In reaching its conclusion that there was no relevant privilege, the Court of Appeals observed, substantially in agreement with the Department of Justice’s position, that the existence of a settlement privilege in federal court lawsuits, is an “open question.”  The court specifically rejected the view previously expressed by another federal appeals court that the policy of encouraging the voluntary resolution of disputes requires that the federal courts recognize a settlement privilege in later, unrelated proceedings.  Goodyear Tire & Rubber Co. v.
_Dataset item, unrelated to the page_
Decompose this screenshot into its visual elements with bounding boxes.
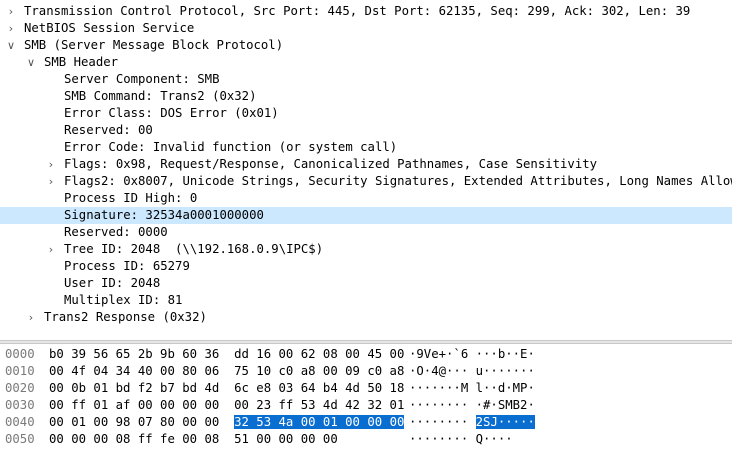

Chiles Power Supply, Inc., 332 F.3d 976, 977 (6th Cir. 2003).

The court also concluded that the rules of evidence governing proceedings in federal courts did not require a different result.  Rule 408 of the Federal Rules of Evidence provides that parties who engage in an unsuccessful discussion for purposes of settlement of their lawsuit are each barred from using statements made and materials prepared for the settlement negotiations to prove the other party’s liability in the trial of the lawsuit. Rule 408, however, applies only to the same claim or lawsuit that is the subject of the settlement efforts.  The rule does not preclude parties from using settlement materials to advance a different claim or defense in a subsequent lawsuit.

Rule 501 of the Federal Rules of Evidence alone provides privileges of general applicability. Congress did not mandate that any particular privilege apply, but left the creation of such privileges to be “governed by the principles of the common law as they may be interpreted by the Courts of the United States in the light of reason and experience.”  So far, as the decision in the Commodity Futures case reveals, the federal courts’ collective wisdom and experience has not resulted in a consensus for a general settlement privilege.

In the employment law context, the absence of a settlement privilege for collateral litigation could be enormously costly to a company.  Imagine that any one of the many enforcement agencies in the alphabet soup of federal employment regulation, the EEOC, NLRB, OSHA, BICE or the OSC, initiates a lawsuit alleging that employee A was the subject of discrimination, retaliation or some other employment law violation by the defendant company.  As it happens, employees B, C and D were also subjected to similar discriminatory conduct by the company but the agency did not immediately sue with respect to those other claims.  Further imagine that the government agency and the company negotiate unsuccessfully about settlement of A’s claim.  Those settlement negotiations are made inadmissible by Rule 408 in the government’s case against the company regarding A.  Shortly thereafter, the government sues in a new action regarding  employee B, C or D.  In that later, collateral action, regarding B, C or D, the company may be confronted with damaging admissions it made regarding its employment practices in the settlement negotiations regarding A; government agents or any other available witness may testify about those prior settlement discussions, and settlement documents may be offered in evidence.

The District of Columbia Circuit’s decision in Commodity Futures permits precisely this sequence of events.  Although the contrary decision of the Sixth Circuit in Goodyear Tire prohibits the use of offers to settle one case as proof of liability in a second case, the U.S. Supreme Court has not yet spoken, and the lower federal courts are equally split on the subject.

In the final analysis, the Commodity Futures rule discourages frank discussion of settlement issues.  Parties will be disinclined to make even hypothetical concessions of facts, they will not offer creative suggestions for remedies to compromise claims, nor will they otherwise step down from their adversarial posturing.  This only makes settlement discussions less productive and less likely to be successful because the parties may be wary that any frankness in discussion of settlement of matter A may be used against them to create liability in later litigation B.  The significance for management is this:  extreme caution must be exercised in any settlement conversation to avoid making damaging admissions that can be used against the company in a later lawsuit on a different claim.